Regulation needs to be on the ammunition side. The constitution gives one the right to bear arms, but does not say anything about the amount of ammunition one can carry. One could conceivably make ammunition extremely expensive, and regulate it like one controls prescription medication and  contraband. The president has already called for a ban on assault weapons in the aftermath of the Connecticut massacre. Sales of automatic and semi-automatic weapons have shot up as a result. The weapon of choice in the recent killing, The Bushmaster, has become a rare commodity. Americans have begun hording guns and ammunition, in fear of regulations that are to come. The NRA (National Rifle Association) has come out swinging, vowing to fight any regulation as they lobby the gun manufacturing industry more than gun owners. Any regulation will be an uphill task in gun crazy nation and it will test the president and the congress' metal. The manufacturing industry, the vendors and the illegal black market need to be tightly managed and policed to see any improvement.

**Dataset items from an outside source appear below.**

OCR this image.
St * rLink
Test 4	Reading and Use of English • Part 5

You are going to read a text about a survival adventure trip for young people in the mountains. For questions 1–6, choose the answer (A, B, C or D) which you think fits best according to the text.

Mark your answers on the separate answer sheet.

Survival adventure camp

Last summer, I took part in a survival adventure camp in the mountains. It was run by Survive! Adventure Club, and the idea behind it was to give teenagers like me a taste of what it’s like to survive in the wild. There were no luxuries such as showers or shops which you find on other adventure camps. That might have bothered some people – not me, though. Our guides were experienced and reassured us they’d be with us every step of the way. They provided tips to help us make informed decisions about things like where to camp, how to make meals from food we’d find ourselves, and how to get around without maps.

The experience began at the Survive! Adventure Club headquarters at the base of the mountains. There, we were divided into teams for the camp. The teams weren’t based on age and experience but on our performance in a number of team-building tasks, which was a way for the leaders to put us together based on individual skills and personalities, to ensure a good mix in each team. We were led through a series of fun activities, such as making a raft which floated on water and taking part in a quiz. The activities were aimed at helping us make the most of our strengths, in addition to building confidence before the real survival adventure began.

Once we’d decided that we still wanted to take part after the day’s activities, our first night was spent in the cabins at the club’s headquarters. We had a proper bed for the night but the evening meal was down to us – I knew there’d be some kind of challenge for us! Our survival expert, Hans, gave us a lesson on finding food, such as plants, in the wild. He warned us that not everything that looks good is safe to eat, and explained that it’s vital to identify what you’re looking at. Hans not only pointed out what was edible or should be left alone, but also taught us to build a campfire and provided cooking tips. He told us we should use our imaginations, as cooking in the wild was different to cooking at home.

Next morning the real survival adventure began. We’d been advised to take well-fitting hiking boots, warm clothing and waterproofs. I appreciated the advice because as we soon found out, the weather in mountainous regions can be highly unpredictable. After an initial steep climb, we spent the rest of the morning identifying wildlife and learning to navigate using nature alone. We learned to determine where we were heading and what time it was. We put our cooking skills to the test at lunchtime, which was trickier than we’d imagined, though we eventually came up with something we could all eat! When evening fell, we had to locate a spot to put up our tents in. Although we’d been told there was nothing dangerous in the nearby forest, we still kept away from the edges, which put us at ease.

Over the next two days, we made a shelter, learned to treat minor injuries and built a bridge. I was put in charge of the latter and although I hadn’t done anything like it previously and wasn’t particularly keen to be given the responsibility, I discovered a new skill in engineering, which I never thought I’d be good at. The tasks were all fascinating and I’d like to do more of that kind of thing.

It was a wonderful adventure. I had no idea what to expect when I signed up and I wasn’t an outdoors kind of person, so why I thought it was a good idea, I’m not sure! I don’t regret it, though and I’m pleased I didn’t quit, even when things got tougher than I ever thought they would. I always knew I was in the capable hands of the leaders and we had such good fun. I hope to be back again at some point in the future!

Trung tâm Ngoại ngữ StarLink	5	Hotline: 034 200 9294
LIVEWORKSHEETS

There is no doubt that the culture we live in, not just in America but around the world is increasingly turning violent. From women and children caught in real war zones to fictional wars on larger and larger TV and movie screens, exposure to gun violence is a constant. While some argue that media violence does not directly spawn violence in humans, there is no doubt that it certainly creates an attitude that is numbing towards violence. So when a nation like the United States which clearly has serious mental health issues amongst its citizenry, looks at the symptoms of gun violence, it has to pay attention to a population in crisis. Being the leading manufacturer of weapons, weaponry and violent media in the world, America needs to look within. The shooter in Connecticut was the son of a gun enthusiast, and was on the verge of being committed to an institution for a mental disorder. Proximity and proclivity to weapons created conditions that turned explosive with extreme consequences. In most mass shootings in the US, a similar scenario has been the backdrop.

The debate over guns and its place in our society has been ongoing for decades with very little action. With more and more senseless killings in places where you would least expect it, the debate for the time being has reached a feverish pitch. Leading to a nation waking up in a paranoid state, more suspicious of their neighbor and the community that they live in. This unintended consequence will only lead to a more guarded society, where people will only feel safe by being under the gaze of surveillance cameras at all times or by having a false sense of comfort by having more people in uniform around them. What is needed at this point it to step back and make an assessment of the world we want to live in and understand where as a society we are heading.

In Newtown, Connecticut a memorial was held for 26 adults and children. The president presided over the memorial. There were 28 who died that day. A mother and a son were missing at the memorial. The killer deserved some sympathy as well. He was not born to kill. No one is. It is society that molds an individual therefore everyone needs to bear some blame. To accept the perpetrator as a product of the same society that awards him or her the means to commit a crime, is a place to begin the healing.

It is the end of the year. To end it in an uplifting manner is what one hopes and expects. I was resisting broaching this topic in my year-end post but could not relent. The shooting in Newtown left an indelible mark on America and me. It shook me to the core. Weeks after the incident the conversations in living rooms, cafes and corner shops are still ripe, as the national debate takes absurd turns. Parents are worried, politicians feel an urgency to act, communities are perturbed and schools and innocent children are now expected to prepare for a calamity on a daily basis. So as the year comes to an end it is with hopeful eyes that I look to the future and hope that sanity will prevail. It is what it is.